Drug Prices

Fewer New Drugs but Affordable Access for Existing Ones: The Big Elephant in the Room

Would you vote for legislation to lower drug prices that would lead to a five percent reduction in pharmaceutical innovation — yet simultaneously create a health system in which all Americans could afford the prescription drugs they need? That’s compared to the one we have now where a quarter of Americans struggle with drug prices. I would vote for it. But how about a 10%, 20%, 25% reduction in R&D? Is it really a tradeoff at all?

Yesterday, a very important, seminal op-ed was published in the New York Times called “Taxpayers Fund Research and Drug Companies Make a Fortune.” Many of us know that, to scare us, the drug companies claim there will no longer be pharmaceutical innovation if the government enacts policies to lower drug prices: without those outrageously high drug prices there won’t be enough money for R&D. Within the context of the global pandemic and a coming battle in Congress about the high cost of prescription drugs, Patients for Affordable Drugs founder David Mitchell tactfully presents the roadmap of Covid vaccine development to prevent people from buying into Big Pharma’s scare tactic.  He reminds us that the vaccines were developed with billions of taxpayer dollars. Mr. Mitchell, polite to a tee in tone, essentially calls out their bullshit.

His conclusion is that we can start by allowing Medicare to negotiate drug prices. “We can have lower prices as well as innovation,” says Mr. Mitchell. In fact, as economics Professor Stephen Salant and I wrote in The Hill, the expected savings of $50 billion a year by lowering drug prices can be used for additional public funding of pharmaceutical R&D to offset reductions in R&D from drug companies. But, returning to the opening of this post, what if that’s not the case?

The Congressional Budget Office’s analysis finds that there will be tradeoffs. CBO looked at what would happen to the drug price market if elements of the Lower Drug Prices Now Act of 2019 (H.R. 3) were implemented. H.R. 3 contained policies to negotiate drug prices for Medicare. The savings to the government would be about $345 billion between 2023-2029 because of lower prices. However, over a 10-year period, CBO estimates that 8-15 fewer drugs would be developed in a landscape of about 30 new drugs per year today or 300 over 10 years. At the higher range, that’s five percent fewer new drugs.

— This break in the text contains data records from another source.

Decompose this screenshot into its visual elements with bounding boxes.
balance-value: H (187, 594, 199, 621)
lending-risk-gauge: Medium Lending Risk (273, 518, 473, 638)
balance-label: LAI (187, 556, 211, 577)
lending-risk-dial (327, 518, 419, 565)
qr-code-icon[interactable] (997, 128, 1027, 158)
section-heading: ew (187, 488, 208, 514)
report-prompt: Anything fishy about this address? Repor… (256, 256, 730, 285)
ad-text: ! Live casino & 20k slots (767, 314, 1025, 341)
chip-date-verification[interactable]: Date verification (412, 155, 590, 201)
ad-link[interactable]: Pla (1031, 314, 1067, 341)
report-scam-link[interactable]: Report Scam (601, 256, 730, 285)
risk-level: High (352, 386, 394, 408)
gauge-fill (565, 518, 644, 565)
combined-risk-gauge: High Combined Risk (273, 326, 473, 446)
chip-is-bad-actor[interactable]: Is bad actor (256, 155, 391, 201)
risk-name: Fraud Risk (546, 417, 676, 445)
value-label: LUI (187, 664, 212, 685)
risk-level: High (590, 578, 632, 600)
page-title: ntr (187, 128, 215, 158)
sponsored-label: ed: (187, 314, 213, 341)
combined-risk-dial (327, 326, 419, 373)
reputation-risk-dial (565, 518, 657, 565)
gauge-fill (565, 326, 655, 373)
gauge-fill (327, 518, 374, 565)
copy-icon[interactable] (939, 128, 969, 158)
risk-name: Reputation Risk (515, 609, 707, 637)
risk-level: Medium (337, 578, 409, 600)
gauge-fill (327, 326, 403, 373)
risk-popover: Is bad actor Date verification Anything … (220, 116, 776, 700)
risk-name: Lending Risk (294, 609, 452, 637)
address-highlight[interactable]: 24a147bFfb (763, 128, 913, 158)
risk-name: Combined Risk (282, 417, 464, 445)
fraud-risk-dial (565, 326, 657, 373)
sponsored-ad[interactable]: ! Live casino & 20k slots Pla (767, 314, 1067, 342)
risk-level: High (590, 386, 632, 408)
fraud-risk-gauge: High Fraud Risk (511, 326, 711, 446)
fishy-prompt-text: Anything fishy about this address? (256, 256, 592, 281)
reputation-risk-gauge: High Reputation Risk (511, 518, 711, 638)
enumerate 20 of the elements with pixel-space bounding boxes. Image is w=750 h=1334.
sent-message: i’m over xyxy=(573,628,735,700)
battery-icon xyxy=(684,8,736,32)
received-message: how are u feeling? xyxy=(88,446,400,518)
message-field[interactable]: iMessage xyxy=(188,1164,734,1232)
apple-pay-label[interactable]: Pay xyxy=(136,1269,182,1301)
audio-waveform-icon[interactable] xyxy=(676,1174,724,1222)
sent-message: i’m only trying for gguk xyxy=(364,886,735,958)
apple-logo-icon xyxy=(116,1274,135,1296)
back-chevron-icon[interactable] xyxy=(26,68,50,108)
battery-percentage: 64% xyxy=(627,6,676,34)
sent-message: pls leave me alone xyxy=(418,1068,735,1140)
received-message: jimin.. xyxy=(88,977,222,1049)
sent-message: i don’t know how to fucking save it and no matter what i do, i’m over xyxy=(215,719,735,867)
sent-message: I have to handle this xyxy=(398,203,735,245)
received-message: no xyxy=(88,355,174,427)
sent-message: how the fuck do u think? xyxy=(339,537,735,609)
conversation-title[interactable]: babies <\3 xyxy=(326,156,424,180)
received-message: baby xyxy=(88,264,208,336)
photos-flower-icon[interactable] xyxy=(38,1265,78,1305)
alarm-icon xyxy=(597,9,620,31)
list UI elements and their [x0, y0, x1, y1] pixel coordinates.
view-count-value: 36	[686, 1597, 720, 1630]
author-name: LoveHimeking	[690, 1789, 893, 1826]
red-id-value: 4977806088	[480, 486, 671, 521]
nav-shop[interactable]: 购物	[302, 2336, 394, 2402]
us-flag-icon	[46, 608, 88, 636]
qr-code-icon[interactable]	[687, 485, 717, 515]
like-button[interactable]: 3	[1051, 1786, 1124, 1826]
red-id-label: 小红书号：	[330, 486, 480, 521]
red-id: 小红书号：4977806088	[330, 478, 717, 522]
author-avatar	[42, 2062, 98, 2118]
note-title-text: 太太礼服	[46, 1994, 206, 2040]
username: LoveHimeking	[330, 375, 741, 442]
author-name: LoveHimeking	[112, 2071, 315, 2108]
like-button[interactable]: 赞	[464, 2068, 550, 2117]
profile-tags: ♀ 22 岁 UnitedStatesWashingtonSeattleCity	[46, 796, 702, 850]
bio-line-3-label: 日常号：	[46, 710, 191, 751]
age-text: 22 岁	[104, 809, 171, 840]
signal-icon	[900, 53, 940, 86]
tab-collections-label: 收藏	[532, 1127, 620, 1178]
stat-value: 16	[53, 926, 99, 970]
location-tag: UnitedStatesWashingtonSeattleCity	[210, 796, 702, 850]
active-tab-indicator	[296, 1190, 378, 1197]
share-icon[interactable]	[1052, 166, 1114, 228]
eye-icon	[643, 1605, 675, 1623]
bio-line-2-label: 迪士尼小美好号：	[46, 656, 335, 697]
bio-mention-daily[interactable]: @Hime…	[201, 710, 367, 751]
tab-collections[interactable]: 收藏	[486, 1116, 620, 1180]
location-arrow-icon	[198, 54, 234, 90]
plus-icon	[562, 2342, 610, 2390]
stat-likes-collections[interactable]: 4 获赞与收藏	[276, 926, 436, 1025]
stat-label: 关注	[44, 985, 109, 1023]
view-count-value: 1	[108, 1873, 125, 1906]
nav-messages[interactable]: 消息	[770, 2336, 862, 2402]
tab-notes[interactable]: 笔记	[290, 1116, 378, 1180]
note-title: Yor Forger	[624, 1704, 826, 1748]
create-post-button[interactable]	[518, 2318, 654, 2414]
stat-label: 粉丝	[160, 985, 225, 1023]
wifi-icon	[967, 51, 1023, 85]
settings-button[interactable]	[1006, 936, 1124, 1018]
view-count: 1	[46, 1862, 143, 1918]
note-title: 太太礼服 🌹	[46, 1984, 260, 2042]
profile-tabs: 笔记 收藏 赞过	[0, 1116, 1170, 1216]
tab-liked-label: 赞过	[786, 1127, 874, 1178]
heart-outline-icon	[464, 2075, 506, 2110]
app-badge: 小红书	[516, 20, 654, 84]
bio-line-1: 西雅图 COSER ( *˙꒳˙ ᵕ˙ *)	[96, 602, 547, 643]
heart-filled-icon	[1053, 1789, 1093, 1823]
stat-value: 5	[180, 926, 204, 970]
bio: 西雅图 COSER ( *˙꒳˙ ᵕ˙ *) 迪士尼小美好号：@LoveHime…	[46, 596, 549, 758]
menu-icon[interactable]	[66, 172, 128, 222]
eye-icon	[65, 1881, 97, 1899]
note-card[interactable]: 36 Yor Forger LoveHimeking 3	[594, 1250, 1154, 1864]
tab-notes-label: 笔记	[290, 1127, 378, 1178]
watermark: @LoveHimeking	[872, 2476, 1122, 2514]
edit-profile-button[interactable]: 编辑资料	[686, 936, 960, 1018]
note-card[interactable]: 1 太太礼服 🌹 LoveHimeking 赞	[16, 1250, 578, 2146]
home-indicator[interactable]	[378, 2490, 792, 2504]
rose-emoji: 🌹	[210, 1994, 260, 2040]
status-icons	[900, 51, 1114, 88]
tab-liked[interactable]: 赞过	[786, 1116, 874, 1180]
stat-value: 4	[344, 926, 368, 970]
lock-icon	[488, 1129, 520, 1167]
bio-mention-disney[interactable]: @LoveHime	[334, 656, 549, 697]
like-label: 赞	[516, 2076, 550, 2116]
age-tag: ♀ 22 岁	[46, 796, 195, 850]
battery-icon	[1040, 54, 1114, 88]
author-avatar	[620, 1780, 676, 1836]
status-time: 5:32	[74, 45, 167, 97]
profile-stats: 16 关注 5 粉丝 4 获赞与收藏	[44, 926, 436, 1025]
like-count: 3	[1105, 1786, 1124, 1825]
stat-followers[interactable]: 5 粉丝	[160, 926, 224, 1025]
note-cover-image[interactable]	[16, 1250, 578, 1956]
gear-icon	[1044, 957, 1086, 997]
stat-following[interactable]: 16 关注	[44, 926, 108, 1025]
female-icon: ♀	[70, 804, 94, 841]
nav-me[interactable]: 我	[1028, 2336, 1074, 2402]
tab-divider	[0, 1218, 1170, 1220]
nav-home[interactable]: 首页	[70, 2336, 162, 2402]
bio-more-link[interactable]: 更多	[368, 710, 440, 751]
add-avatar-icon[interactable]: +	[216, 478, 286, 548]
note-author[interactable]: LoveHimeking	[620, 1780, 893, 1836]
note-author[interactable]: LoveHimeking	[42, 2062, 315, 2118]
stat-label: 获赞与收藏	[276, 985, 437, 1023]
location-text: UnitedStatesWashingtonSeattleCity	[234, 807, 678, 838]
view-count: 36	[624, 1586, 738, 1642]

Let’s look at the elephant in the room. Drug companies also spend billions of dollars on drug development – even if that development relied on taxpayer funded basic research. The horizon for drug innovation will evolve when drug company profits decline. It’s not guaranteed that we will have the same level of innovation.  But, even if we don’t, why run away from a future where pharmaceutical R&D is still thriving AND people in the U.S. are not getting sick or dying because they can’t afford drugs that they helped develop through their taxes?

Gabriel Levitt

Founder of Prescription Justice, the Prescription Justice Institute, and an advisor to PharmacyChecker.

One thought to “Fewer New Drugs but Affordable Access for Existing Ones: The Big Elephant in the Room”

  1. As I understand the money Big Pharma spends tips toward the advertising and promotion of the drugs they make…R&D expenditures comes in at a distant second place. In an atmosphere where drug makers race to find and get their products accepted by FDA etc. so they can patent new medications, I don’t see them backing off on the development of new products. Their profits are so huge that they will certainly continue R&D. Every new drug patented offsets the cost incurred. I believe that threats of reduced R&D have been long employed to keep RX users scared into paying exorbitant prices, as if our lives depended on it. If the government stopped the lobbying of Congress and the medical fields by the Big Pharma manufacturers (rather like bribery) just imagine all the money they would have for R&D!